What British Columbians will be paying more for in 2017
The new year is upon us and while saving money may be one of your resolutions, that may be difficult with these rate and fee increases coming in 2017.
Get ready to pay up, folks.
Vancouver’s empty homes tax
The City of Vancouver approved an Empty Homes Tax in November. The tax is aimed at boosting rental rates in our city’s hot housing market. All non-principal residences left unoccupied for at least six months of the year will be subject to a 1% tax on the assessed value of the property, as of 2017.
Vancouver property tax increase to fight fentanyl crisis
On December 13, Vancouver City Council approved a 0.5% increase on property tax in order to provide more funds to support front line services to combat the fentanyl overdose crisis. The total property tax increase for 2017 will be 3.9 %.

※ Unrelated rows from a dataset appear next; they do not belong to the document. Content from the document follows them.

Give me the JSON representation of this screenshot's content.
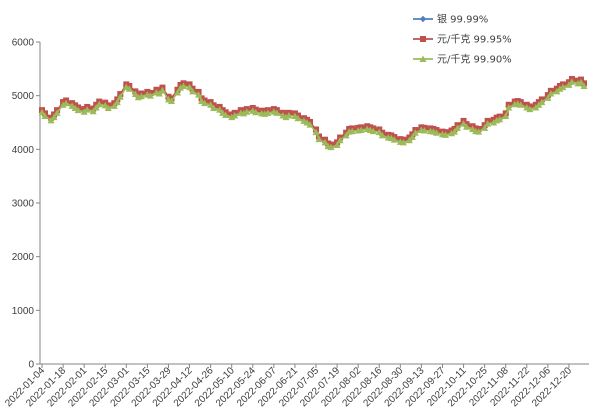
{
  "chart_data": {
    "type": "line",
    "ylim": [
      0,
      6000
    ],
    "yticks": [
      0,
      1000,
      2000,
      3000,
      4000,
      5000,
      6000
    ],
    "grid": false,
    "legend_position": "top-right",
    "x_tick_labels": [
      "2022-01-04",
      "2022-01-18",
      "2022-02-01",
      "2022-02-15",
      "2022-03-01",
      "2022-03-15",
      "2022-03-29",
      "2022-04-12",
      "2022-04-26",
      "2022-05-10",
      "2022-05-24",
      "2022-06-07",
      "2022-06-21",
      "2022-07-05",
      "2022-07-19",
      "2022-08-02",
      "2022-08-16",
      "2022-08-30",
      "2022-09-13",
      "2022-09-27",
      "2022-10-11",
      "2022-10-25",
      "2022-11-08",
      "2022-11-22",
      "2022-12-06",
      "2022-12-20"
    ],
    "x": [
      "2022-01-04",
      "2022-01-06",
      "2022-01-10",
      "2022-01-12",
      "2022-01-14",
      "2022-01-18",
      "2022-01-20",
      "2022-01-24",
      "2022-01-26",
      "2022-01-28",
      "2022-02-01",
      "2022-02-03",
      "2022-02-07",
      "2022-02-09",
      "2022-02-11",
      "2022-02-15",
      "2022-02-17",
      "2022-02-21",
      "2022-02-23",
      "2022-02-25",
      "2022-03-01",
      "2022-03-03",
      "2022-03-07",
      "2022-03-09",
      "2022-03-11",
      "2022-03-15",
      "2022-03-17",
      "2022-03-21",
      "2022-03-23",
      "2022-03-25",
      "2022-03-29",
      "2022-03-31",
      "2022-04-04",
      "2022-04-06",
      "2022-04-08",
      "2022-04-12",
      "2022-04-14",
      "2022-04-18",
      "2022-04-20",
      "2022-04-22",
      "2022-04-26",
      "2022-04-28",
      "2022-05-02",
      "2022-05-04",
      "2022-05-06",
      "2022-05-10",
      "2022-05-12",
      "2022-05-16",
      "2022-05-18",
      "2022-05-20",
      "2022-05-24",
      "2022-05-26",
      "2022-05-30",
      "2022-06-01",
      "2022-06-03",
      "2022-06-07",
      "2022-06-09",
      "2022-06-13",
      "2022-06-15",
      "2022-06-17",
      "2022-06-21",
      "2022-06-23",
      "2022-06-27",
      "2022-06-29",
      "2022-07-01",
      "2022-07-05",
      "2022-07-07",
      "2022-07-11",
      "2022-07-13",
      "2022-07-15",
      "2022-07-19",
      "2022-07-21",
      "2022-07-25",
      "2022-07-27",
      "2022-07-29",
      "2022-08-02",
      "2022-08-04",
      "2022-08-08",
      "2022-08-10",
      "2022-08-12",
      "2022-08-16",
      "2022-08-18",
      "2022-08-22",
      "2022-08-24",
      "2022-08-26",
      "2022-08-30",
      "2022-09-01",
      "2022-09-05",
      "2022-09-07",
      "2022-09-09",
      "2022-09-13",
      "2022-09-15",
      "2022-09-19",
      "2022-09-21",
      "2022-09-23",
      "2022-09-27",
      "2022-09-29",
      "2022-10-03",
      "2022-10-05",
      "2022-10-07",
      "2022-10-11",
      "2022-10-13",
      "2022-10-17",
      "2022-10-19",
      "2022-10-21",
      "2022-10-25",
      "2022-10-27",
      "2022-10-31",
      "2022-11-02",
      "2022-11-04",
      "2022-11-08",
      "2022-11-10",
      "2022-11-14",
      "2022-11-16",
      "2022-11-18",
      "2022-11-22",
      "2022-11-24",
      "2022-11-28",
      "2022-11-30",
      "2022-12-02",
      "2022-12-06",
      "2022-12-08",
      "2022-12-12",
      "2022-12-14",
      "2022-12-16",
      "2022-12-20",
      "2022-12-22",
      "2022-12-26",
      "2022-12-28",
      "2022-12-30"
    ],
    "series": [
      {
        "name": "银 99.99%",
        "color": "#4F81BD",
        "marker": "diamond",
        "values": [
          4700,
          4640,
          4560,
          4620,
          4700,
          4850,
          4880,
          4830,
          4790,
          4750,
          4720,
          4760,
          4730,
          4800,
          4860,
          4840,
          4790,
          4830,
          4900,
          5000,
          5180,
          5150,
          5050,
          4990,
          5010,
          5040,
          5020,
          5080,
          5060,
          5120,
          4950,
          4920,
          5080,
          5170,
          5200,
          5180,
          5100,
          5040,
          4920,
          4880,
          4850,
          4790,
          4760,
          4700,
          4660,
          4620,
          4650,
          4700,
          4690,
          4720,
          4740,
          4710,
          4690,
          4680,
          4700,
          4720,
          4700,
          4650,
          4620,
          4650,
          4640,
          4600,
          4550,
          4520,
          4480,
          4340,
          4210,
          4150,
          4080,
          4060,
          4100,
          4190,
          4280,
          4350,
          4360,
          4370,
          4380,
          4400,
          4380,
          4360,
          4340,
          4280,
          4240,
          4230,
          4200,
          4160,
          4150,
          4190,
          4250,
          4330,
          4380,
          4370,
          4360,
          4350,
          4330,
          4300,
          4290,
          4320,
          4350,
          4420,
          4500,
          4440,
          4400,
          4360,
          4350,
          4420,
          4500,
          4520,
          4560,
          4580,
          4640,
          4800,
          4860,
          4870,
          4850,
          4800,
          4770,
          4800,
          4850,
          4900,
          4980,
          5060,
          5100,
          5150,
          5180,
          5220,
          5280,
          5250,
          5270,
          5200
        ]
      },
      {
        "name": "元/千克 99.95%",
        "color": "#C0504D",
        "marker": "square",
        "values": [
          4730,
          4670,
          4590,
          4650,
          4730,
          4880,
          4910,
          4860,
          4820,
          4780,
          4750,
          4790,
          4760,
          4830,
          4890,
          4870,
          4820,
          4860,
          4930,
          5030,
          5210,
          5180,
          5080,
          5020,
          5040,
          5070,
          5050,
          5110,
          5090,
          5150,
          4980,
          4950,
          5110,
          5200,
          5230,
          5210,
          5130,
          5070,
          4950,
          4910,
          4880,
          4820,
          4790,
          4730,
          4690,
          4650,
          4680,
          4730,
          4720,
          4750,
          4770,
          4740,
          4720,
          4710,
          4730,
          4750,
          4730,
          4680,
          4650,
          4680,
          4670,
          4630,
          4580,
          4550,
          4510,
          4370,
          4240,
          4180,
          4110,
          4090,
          4130,
          4220,
          4310,
          4380,
          4390,
          4400,
          4410,
          4430,
          4410,
          4390,
          4370,
          4310,
          4270,
          4260,
          4230,
          4190,
          4180,
          4220,
          4280,
          4360,
          4410,
          4400,
          4390,
          4380,
          4360,
          4330,
          4320,
          4350,
          4380,
          4450,
          4530,
          4470,
          4430,
          4390,
          4380,
          4450,
          4530,
          4550,
          4590,
          4610,
          4670,
          4830,
          4890,
          4900,
          4880,
          4830,
          4800,
          4830,
          4880,
          4930,
          5010,
          5090,
          5130,
          5180,
          5210,
          5250,
          5310,
          5280,
          5300,
          5230
        ]
      },
      {
        "name": "元/千克 99.90%",
        "color": "#9BBB59",
        "marker": "triangle",
        "values": [
          4690,
          4620,
          4540,
          4600,
          4680,
          4830,
          4860,
          4810,
          4770,
          4730,
          4700,
          4740,
          4710,
          4780,
          4840,
          4820,
          4770,
          4810,
          4880,
          4980,
          5160,
          5130,
          5030,
          4970,
          4990,
          5020,
          5000,
          5060,
          5040,
          5100,
          4930,
          4900,
          5060,
          5150,
          5180,
          5160,
          5080,
          5020,
          4900,
          4860,
          4830,
          4770,
          4740,
          4680,
          4640,
          4600,
          4630,
          4680,
          4670,
          4700,
          4720,
          4690,
          4670,
          4660,
          4680,
          4700,
          4680,
          4630,
          4600,
          4630,
          4620,
          4580,
          4530,
          4500,
          4460,
          4320,
          4190,
          4130,
          4060,
          4040,
          4080,
          4170,
          4260,
          4330,
          4340,
          4350,
          4360,
          4380,
          4360,
          4340,
          4320,
          4260,
          4220,
          4210,
          4180,
          4140,
          4130,
          4170,
          4230,
          4310,
          4360,
          4350,
          4340,
          4330,
          4310,
          4280,
          4270,
          4300,
          4330,
          4400,
          4480,
          4420,
          4380,
          4340,
          4330,
          4400,
          4480,
          4500,
          4540,
          4560,
          4620,
          4780,
          4840,
          4850,
          4830,
          4780,
          4750,
          4780,
          4830,
          4880,
          4960,
          5040,
          5080,
          5130,
          5160,
          5200,
          5260,
          5230,
          5250,
          5180
        ]
      }
    ]
  }
}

ICBC will raise its rates for basic insurance by 4.9%. In a release, ICBC says the rate hike is due to an increase in the number of crashes, claims being submitted, and the cost of settling those claims.
BC Hydro and FortisBC
BC Hydro will increase by 3.5% on April 1, 2017. Another 3% rate increase will occur in 2018.
Starting in 2017, FortisBC will increase electricity rates by 2.76 per cent. In October, FortisBC announced prices would be increasing from $1.14 per gigajoule to $2.05.
BC Ferries will likely implement a 1.9% fare increase for 2017.
- See more changes coming to BC Ferries here
In an attempt to create more curbside parking, the City of Vancouver has decided to increase parking meter rates. The City is aiming to adjust parking rates to free up a curbside occupancy of two spots per block. In order to do this, rates will be raised by one dollar per hour in very busy areas. Decisions on the number of meters affected by the rate change will be made in early 2017.
Now this is one increase many British Columbians will be looking forward to. The BC government announced that the province’s minimum wage will increase to at least $11.25 an hour and the liquor server minimum to $10 in September 2017.
In September 2016, BC minimum wage went up from $10.45 to $10.85 per hour.